You are given a square with sidelength $x$. Draw $4$ circles $\Gamma_A$, $\Gamma_B$, $\Gamma_C$, $\Gamma_D$ in the square with radius $1$, such that no two circles touch/intersect. The circle can't intersect the borderline of the square aswell (it can touch though).
Find the minimal value of $x$ such that there doesn't exists points $A_1$, $B_1$, $C_1$ $D_1$ on $\Gamma_A$, $\Gamma_B$, $\Gamma_C$, $\Gamma_D$ respectively such that $A_1B_1C_1D_1$ is a cyclic quadrilateral (in short, find the smallest $x$ such that $A_1B_1C_1D_1$ never is cyclic).
My progress: I conjecture that the answer is $x=6$, and on the following image you find a construction:
How I tackled the problem: I let H,I,J be moving points on $\Gamma_A, \Gamma_B$ and $\Gamma_C$. Then I construct the circle and find all possible points in the plane it could reach. The blue dots/region is the reach of the circle. In this specific construction, it seems that the region never intersects $\Gamma_D$, and therefore I think $x=6$ is the minimum. However, this may not be an optimal construction, so I am in doubt.
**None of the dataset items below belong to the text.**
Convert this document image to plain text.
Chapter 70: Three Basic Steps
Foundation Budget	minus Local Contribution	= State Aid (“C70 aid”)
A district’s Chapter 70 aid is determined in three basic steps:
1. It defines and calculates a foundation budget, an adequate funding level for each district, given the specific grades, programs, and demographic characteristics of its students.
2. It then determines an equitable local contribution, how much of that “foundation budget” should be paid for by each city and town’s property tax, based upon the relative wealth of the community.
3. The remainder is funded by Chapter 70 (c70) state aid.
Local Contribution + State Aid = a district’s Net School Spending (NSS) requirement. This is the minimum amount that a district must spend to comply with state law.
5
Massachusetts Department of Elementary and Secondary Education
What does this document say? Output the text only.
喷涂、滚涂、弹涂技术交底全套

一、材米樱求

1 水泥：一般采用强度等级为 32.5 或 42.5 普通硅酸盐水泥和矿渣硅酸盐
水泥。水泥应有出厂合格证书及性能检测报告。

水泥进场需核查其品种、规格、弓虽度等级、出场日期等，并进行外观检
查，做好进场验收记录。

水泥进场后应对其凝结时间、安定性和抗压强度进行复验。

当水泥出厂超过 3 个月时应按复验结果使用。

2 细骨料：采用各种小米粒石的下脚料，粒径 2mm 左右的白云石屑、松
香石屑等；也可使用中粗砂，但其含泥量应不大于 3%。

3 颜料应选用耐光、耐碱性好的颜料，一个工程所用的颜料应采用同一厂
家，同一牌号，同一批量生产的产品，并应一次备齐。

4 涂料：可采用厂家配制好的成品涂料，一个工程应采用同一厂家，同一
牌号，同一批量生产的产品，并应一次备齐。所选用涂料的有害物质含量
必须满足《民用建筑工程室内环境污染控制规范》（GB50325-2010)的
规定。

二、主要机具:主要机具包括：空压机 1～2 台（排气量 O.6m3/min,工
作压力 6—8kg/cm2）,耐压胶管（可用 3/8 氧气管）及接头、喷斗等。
edited: A second image to prove that conjecture in comment is false: In the image, we see that ELM is an equilateral triangle. We can show that there doesn't exist another circle in the triangle that can't be reached by three points on circles with circumcenters E,L,M and radius one. The "optimal circle" would've been the one centered at F. However, in the image, we see that there exists a circle intersecting our circle centered at F, proving that this construction isn't optimal.
edited x2: I think I found a better construction, this can lower the bound of x=6. No idea why I haven't tried this construction as it seems like a pretty easy idea: 3 circles, one in each corner. Circle in the middle can't be reached.